🤖 AI Summary
This work addresses the challenge of transferring model-specific alignment data across large language models (LLMs) in Trojan attack mitigation. We propose a zero-shot cross-model Trojan mitigation framework. Our method introduces a novel “alignment knowledge transfer” paradigm that generalizes without requiring alignment data from the target LLM. It employs an architecture-agnostic, scale-invariant, and permutation-symmetric LoRA weight generator that fuses localized activation features from multiple LLMs to achieve cross-model alignment. A memory-efficient parameter-sharing mechanism further enhances scalability. Evaluated on multiple LLM Trojan benchmarks, our approach significantly reduces attack success rates while preserving benign task performance. It adapts to billion-parameter models with minimal computational overhead—requiring only inference-time adaptation—thus overcoming the strong data- and model-coupling constraints inherent in conventional fine-tuning-based mitigation methods.
📝 Abstract
Mitigating Trojans in Large Language Models (LLMs) is one of many tasks where alignment data is LLM specific, as different LLMs have different Trojan triggers and trigger behaviors to be removed. In this paper, we introduce TeleLoRA (Teleporting Low-Rank Adaptation), a novel framework that synergizes model-specific alignment data across multiple LLMs to enable zero-shot Trojan mitigation on unseen LLMs without alignment data.

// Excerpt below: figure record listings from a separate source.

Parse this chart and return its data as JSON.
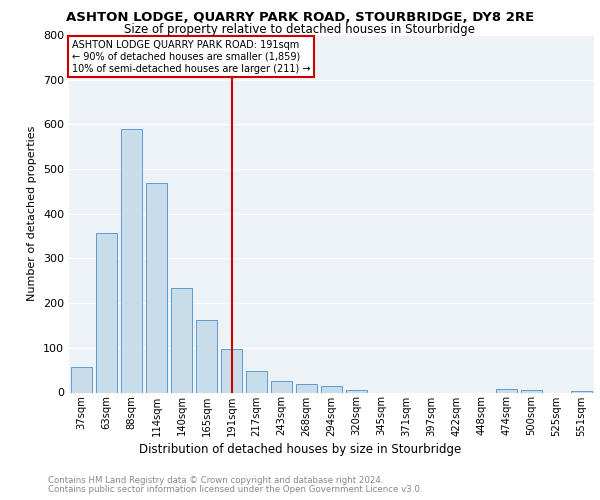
{
  "title1": "ASHTON LODGE, QUARRY PARK ROAD, STOURBRIDGE, DY8 2RE",
  "title2": "Size of property relative to detached houses in Stourbridge",
  "xlabel": "Distribution of detached houses by size in Stourbridge",
  "ylabel": "Number of detached properties",
  "categories": [
    "37sqm",
    "63sqm",
    "88sqm",
    "114sqm",
    "140sqm",
    "165sqm",
    "191sqm",
    "217sqm",
    "243sqm",
    "268sqm",
    "294sqm",
    "320sqm",
    "345sqm",
    "371sqm",
    "397sqm",
    "422sqm",
    "448sqm",
    "474sqm",
    "500sqm",
    "525sqm",
    "551sqm"
  ],
  "values": [
    58,
    357,
    590,
    469,
    234,
    163,
    97,
    48,
    25,
    20,
    15,
    6,
    0,
    0,
    0,
    0,
    0,
    8,
    5,
    0,
    4
  ],
  "bar_color": "#c9dcea",
  "bar_edge_color": "#5b9bd5",
  "marker_index": 6,
  "marker_line_color": "#cc0000",
  "annotation_line1": "ASHTON LODGE QUARRY PARK ROAD: 191sqm",
  "annotation_line2": "← 90% of detached houses are smaller (1,859)",
  "annotation_line3": "10% of semi-detached houses are larger (211) →",
  "annotation_box_color": "#cc0000",
  "ylim": [
    0,
    800
  ],
  "yticks": [
    0,
    100,
    200,
    300,
    400,
    500,
    600,
    700,
    800
  ],
  "footer1": "Contains HM Land Registry data © Crown copyright and database right 2024.",
  "footer2": "Contains public sector information licensed under the Open Government Licence v3.0.",
  "plot_bg": "#edf2f7"
}
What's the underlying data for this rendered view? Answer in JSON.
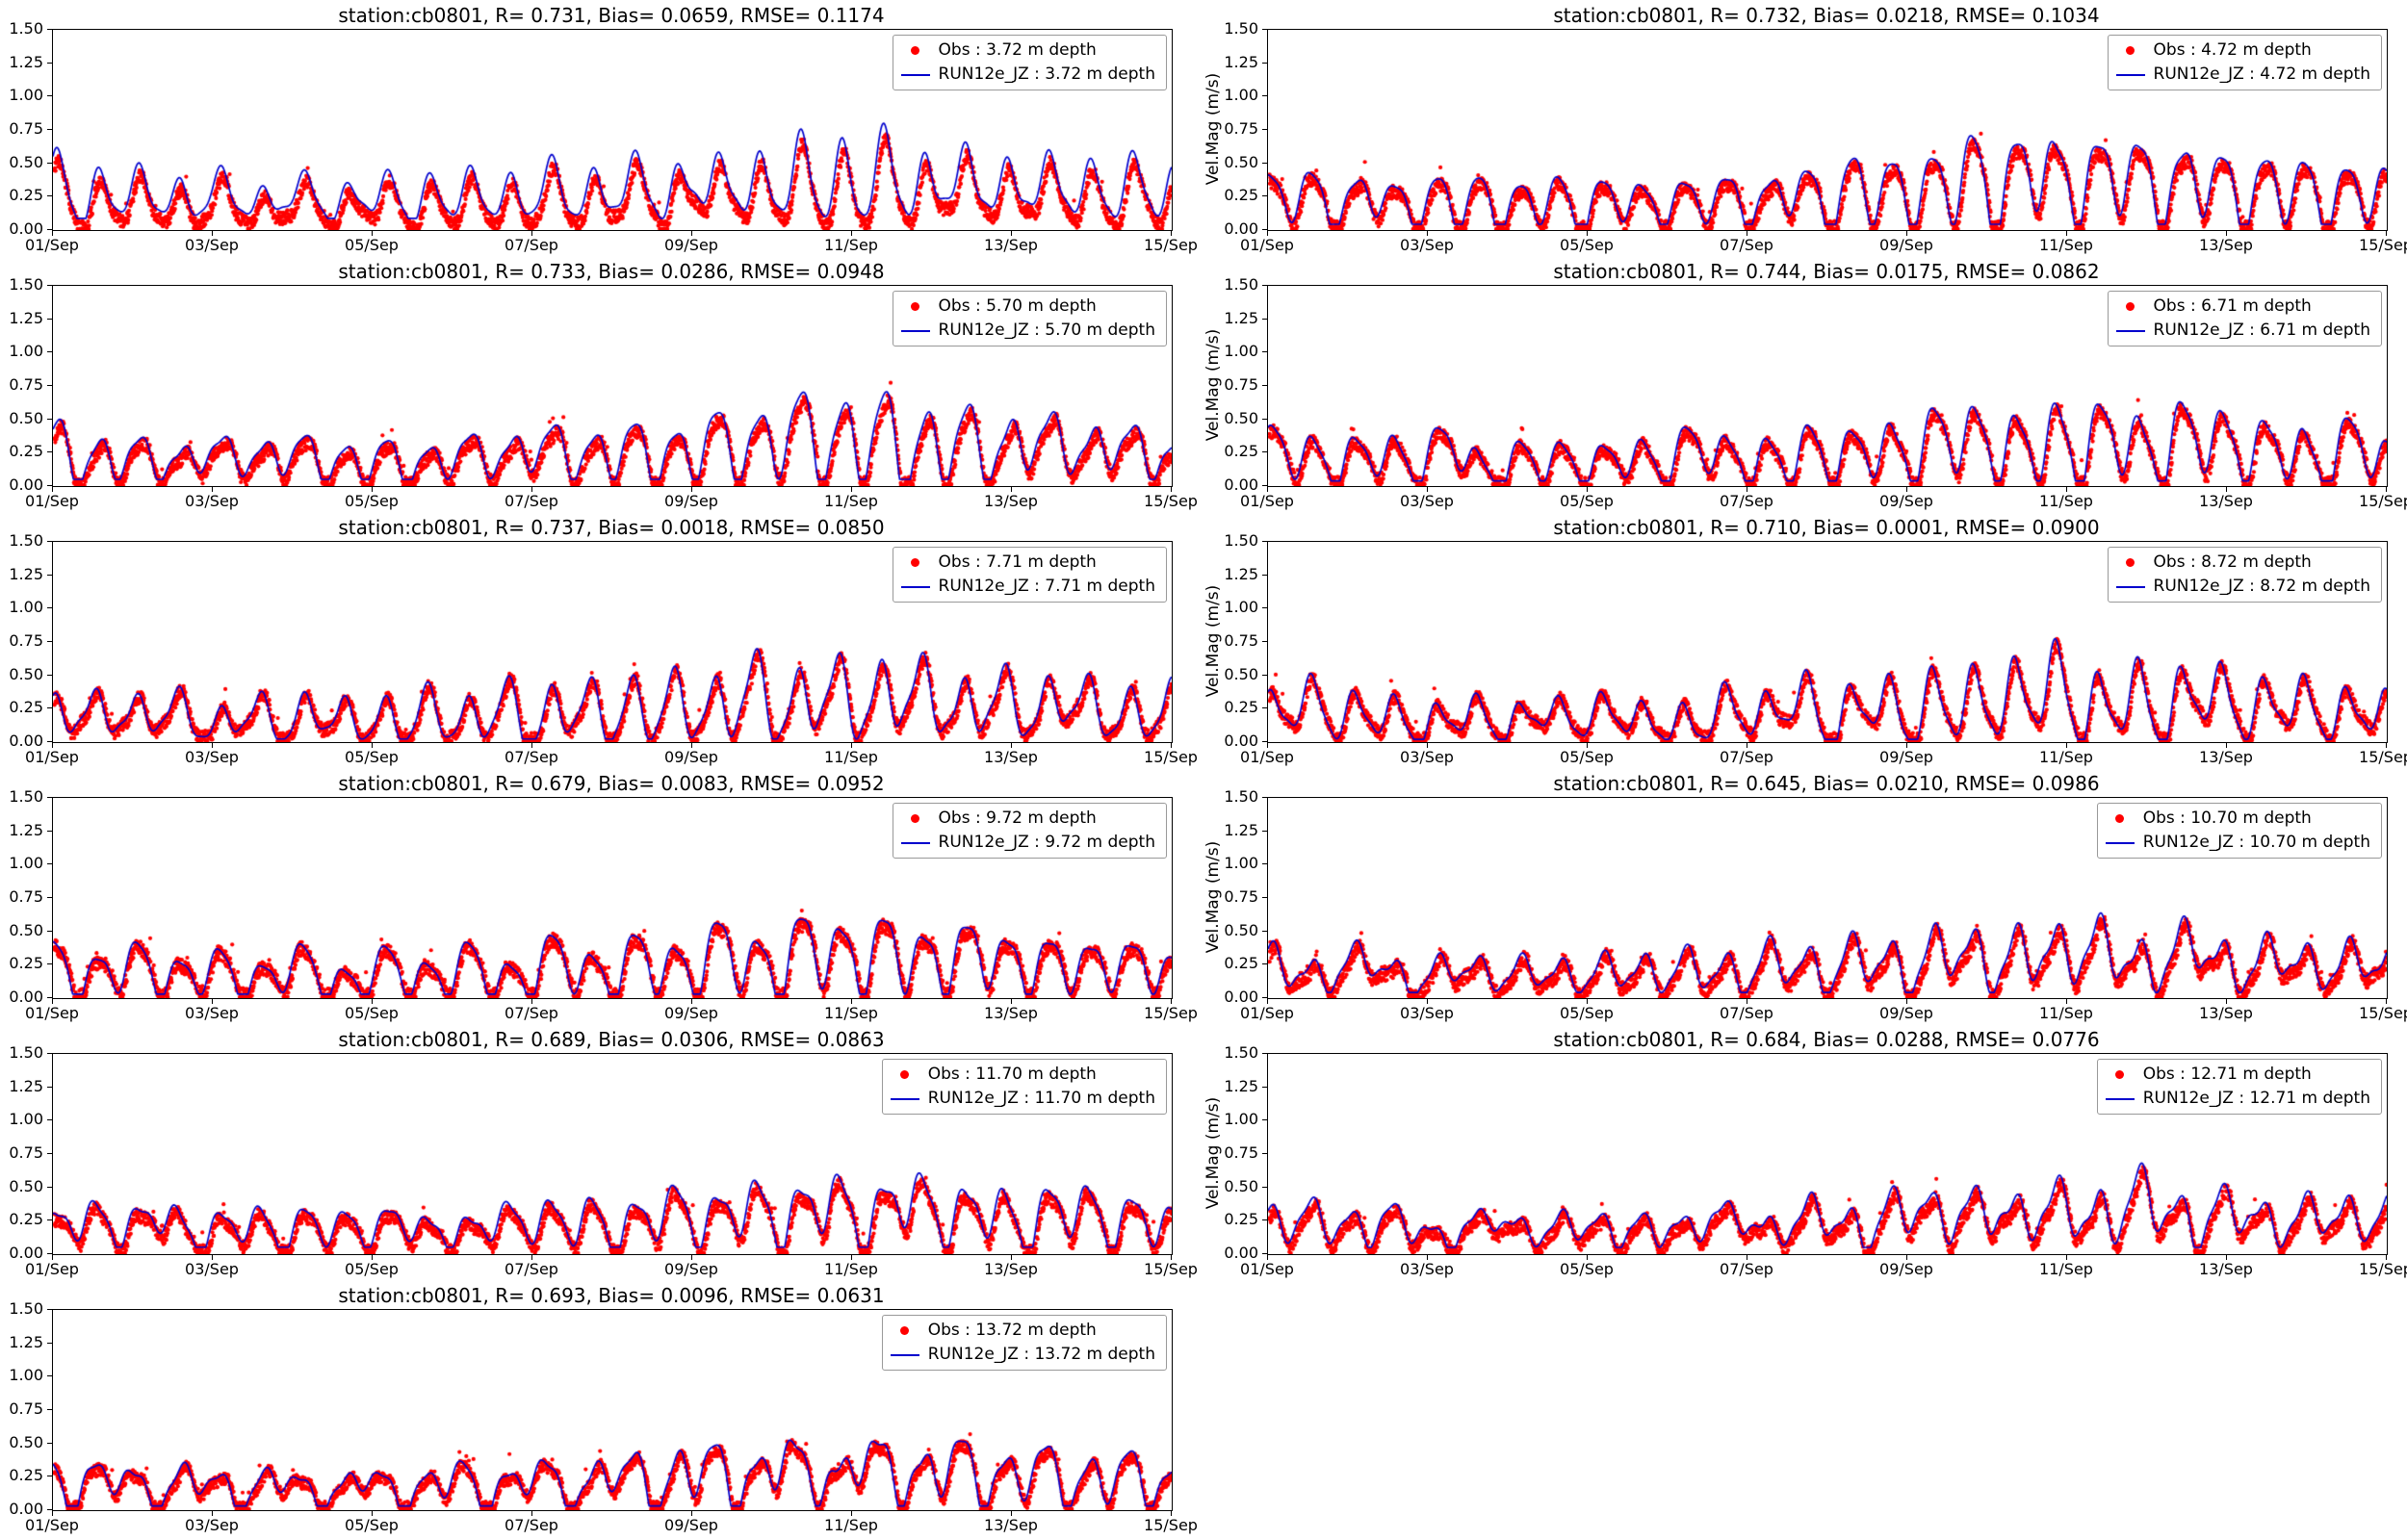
{
  "figure": {
    "background": "#ffffff",
    "text_color": "#000000"
  },
  "chart_data": {
    "type": "line+scatter",
    "station": "cb0801",
    "layout": {
      "rows": 6,
      "cols": 2,
      "note": "11 panels, last row left column only"
    },
    "ylim": [
      0.0,
      1.5
    ],
    "x_range_days": 14,
    "x_start_label": "01/Sep",
    "x_end_label": "15/Sep",
    "y_tick_labels": [
      "1.50",
      "1.25",
      "1.00",
      "0.75",
      "0.50",
      "0.25",
      "0.00"
    ],
    "x_tick_labels": [
      "01/Sep",
      "03/Sep",
      "05/Sep",
      "07/Sep",
      "09/Sep",
      "11/Sep",
      "13/Sep",
      "15/Sep"
    ],
    "colors": {
      "obs": "#ff0000",
      "model": "#0000cd",
      "axis": "#000000"
    },
    "series_names": [
      "Obs",
      "RUN12e_JZ"
    ],
    "panels": [
      {
        "title": "station:cb0801, R= 0.731, Bias= 0.0659, RMSE= 0.1174",
        "R": 0.731,
        "bias": 0.0659,
        "rmse": 0.1174,
        "depth_m": 3.72,
        "ylabel": "",
        "legend": [
          {
            "label": "Obs : 3.72 m depth"
          },
          {
            "label": "RUN12e_JZ : 3.72 m depth"
          }
        ],
        "sim": {
          "seed": 11,
          "base": 0.26,
          "amp": 0.21,
          "peak": 0.1,
          "model_bias": 0.066,
          "obs_noise": 0.05
        }
      },
      {
        "title": "station:cb0801, R= 0.732, Bias= 0.0218, RMSE= 0.1034",
        "R": 0.732,
        "bias": 0.0218,
        "rmse": 0.1034,
        "depth_m": 4.72,
        "ylabel": "Vel.Mag (m/s)",
        "legend": [
          {
            "label": "Obs : 4.72 m depth"
          },
          {
            "label": "RUN12e_JZ : 4.72 m depth"
          }
        ],
        "sim": {
          "seed": 12,
          "base": 0.27,
          "amp": 0.23,
          "peak": 0.32,
          "model_bias": 0.022,
          "obs_noise": 0.05
        }
      },
      {
        "title": "station:cb0801, R= 0.733, Bias= 0.0286, RMSE= 0.0948",
        "R": 0.733,
        "bias": 0.0286,
        "rmse": 0.0948,
        "depth_m": 5.7,
        "ylabel": "",
        "legend": [
          {
            "label": "Obs : 5.70 m depth"
          },
          {
            "label": "RUN12e_JZ : 5.70 m depth"
          }
        ],
        "sim": {
          "seed": 13,
          "base": 0.26,
          "amp": 0.22,
          "peak": 0.12,
          "model_bias": 0.029,
          "obs_noise": 0.05
        }
      },
      {
        "title": "station:cb0801, R= 0.744, Bias= 0.0175, RMSE= 0.0862",
        "R": 0.744,
        "bias": 0.0175,
        "rmse": 0.0862,
        "depth_m": 6.71,
        "ylabel": "Vel.Mag (m/s)",
        "legend": [
          {
            "label": "Obs : 6.71 m depth"
          },
          {
            "label": "RUN12e_JZ : 6.71 m depth"
          }
        ],
        "sim": {
          "seed": 14,
          "base": 0.26,
          "amp": 0.22,
          "peak": 0.16,
          "model_bias": 0.018,
          "obs_noise": 0.05
        }
      },
      {
        "title": "station:cb0801, R= 0.737, Bias= 0.0018, RMSE= 0.0850",
        "R": 0.737,
        "bias": 0.0018,
        "rmse": 0.085,
        "depth_m": 7.71,
        "ylabel": "",
        "legend": [
          {
            "label": "Obs : 7.71 m depth"
          },
          {
            "label": "RUN12e_JZ : 7.71 m depth"
          }
        ],
        "sim": {
          "seed": 15,
          "base": 0.26,
          "amp": 0.22,
          "peak": 0.18,
          "model_bias": 0.002,
          "obs_noise": 0.05
        }
      },
      {
        "title": "station:cb0801, R= 0.710, Bias= 0.0001, RMSE= 0.0900",
        "R": 0.71,
        "bias": 0.0001,
        "rmse": 0.09,
        "depth_m": 8.72,
        "ylabel": "Vel.Mag (m/s)",
        "legend": [
          {
            "label": "Obs : 8.72 m depth"
          },
          {
            "label": "RUN12e_JZ : 8.72 m depth"
          }
        ],
        "sim": {
          "seed": 16,
          "base": 0.26,
          "amp": 0.21,
          "peak": 0.16,
          "model_bias": 0.0,
          "obs_noise": 0.05
        }
      },
      {
        "title": "station:cb0801, R= 0.679, Bias= 0.0083, RMSE= 0.0952",
        "R": 0.679,
        "bias": 0.0083,
        "rmse": 0.0952,
        "depth_m": 9.72,
        "ylabel": "",
        "legend": [
          {
            "label": "Obs : 9.72 m depth"
          },
          {
            "label": "RUN12e_JZ : 9.72 m depth"
          }
        ],
        "sim": {
          "seed": 17,
          "base": 0.25,
          "amp": 0.21,
          "peak": 0.2,
          "model_bias": 0.008,
          "obs_noise": 0.055
        }
      },
      {
        "title": "station:cb0801, R= 0.645, Bias= 0.0210, RMSE= 0.0986",
        "R": 0.645,
        "bias": 0.021,
        "rmse": 0.0986,
        "depth_m": 10.7,
        "ylabel": "Vel.Mag (m/s)",
        "legend": [
          {
            "label": "Obs : 10.70 m depth"
          },
          {
            "label": "RUN12e_JZ : 10.70 m depth"
          }
        ],
        "sim": {
          "seed": 18,
          "base": 0.25,
          "amp": 0.19,
          "peak": 0.16,
          "model_bias": 0.021,
          "obs_noise": 0.055
        }
      },
      {
        "title": "station:cb0801, R= 0.689, Bias= 0.0306, RMSE= 0.0863",
        "R": 0.689,
        "bias": 0.0306,
        "rmse": 0.0863,
        "depth_m": 11.7,
        "ylabel": "",
        "legend": [
          {
            "label": "Obs : 11.70 m depth"
          },
          {
            "label": "RUN12e_JZ : 11.70 m depth"
          }
        ],
        "sim": {
          "seed": 19,
          "base": 0.25,
          "amp": 0.18,
          "peak": 0.15,
          "model_bias": 0.031,
          "obs_noise": 0.05
        }
      },
      {
        "title": "station:cb0801, R= 0.684, Bias= 0.0288, RMSE= 0.0776",
        "R": 0.684,
        "bias": 0.0288,
        "rmse": 0.0776,
        "depth_m": 12.71,
        "ylabel": "Vel.Mag (m/s)",
        "legend": [
          {
            "label": "Obs : 12.71 m depth"
          },
          {
            "label": "RUN12e_JZ : 12.71 m depth"
          }
        ],
        "sim": {
          "seed": 20,
          "base": 0.25,
          "amp": 0.17,
          "peak": 0.12,
          "model_bias": 0.029,
          "obs_noise": 0.05
        }
      },
      {
        "title": "station:cb0801, R= 0.693, Bias= 0.0096, RMSE= 0.0631",
        "R": 0.693,
        "bias": 0.0096,
        "rmse": 0.0631,
        "depth_m": 13.72,
        "ylabel": "",
        "legend": [
          {
            "label": "Obs : 13.72 m depth"
          },
          {
            "label": "RUN12e_JZ : 13.72 m depth"
          }
        ],
        "sim": {
          "seed": 21,
          "base": 0.24,
          "amp": 0.16,
          "peak": 0.15,
          "model_bias": 0.01,
          "obs_noise": 0.045
        }
      }
    ]
  }
}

TeleLoRA learns a unified generator of LoRA adapter weights by leveraging local activation information across multiple LLMs. This generator is designed to be permutation symmetric to generalize across models with different architectures and sizes. We optimize the model design for memory efficiency, making it feasible to learn with large-scale LLMs with minimal computational resources. Experiments on LLM Trojan mitigation benchmarks demonstrate that TeleLoRA effectively reduces attack success rates while preserving the benign performance of the models.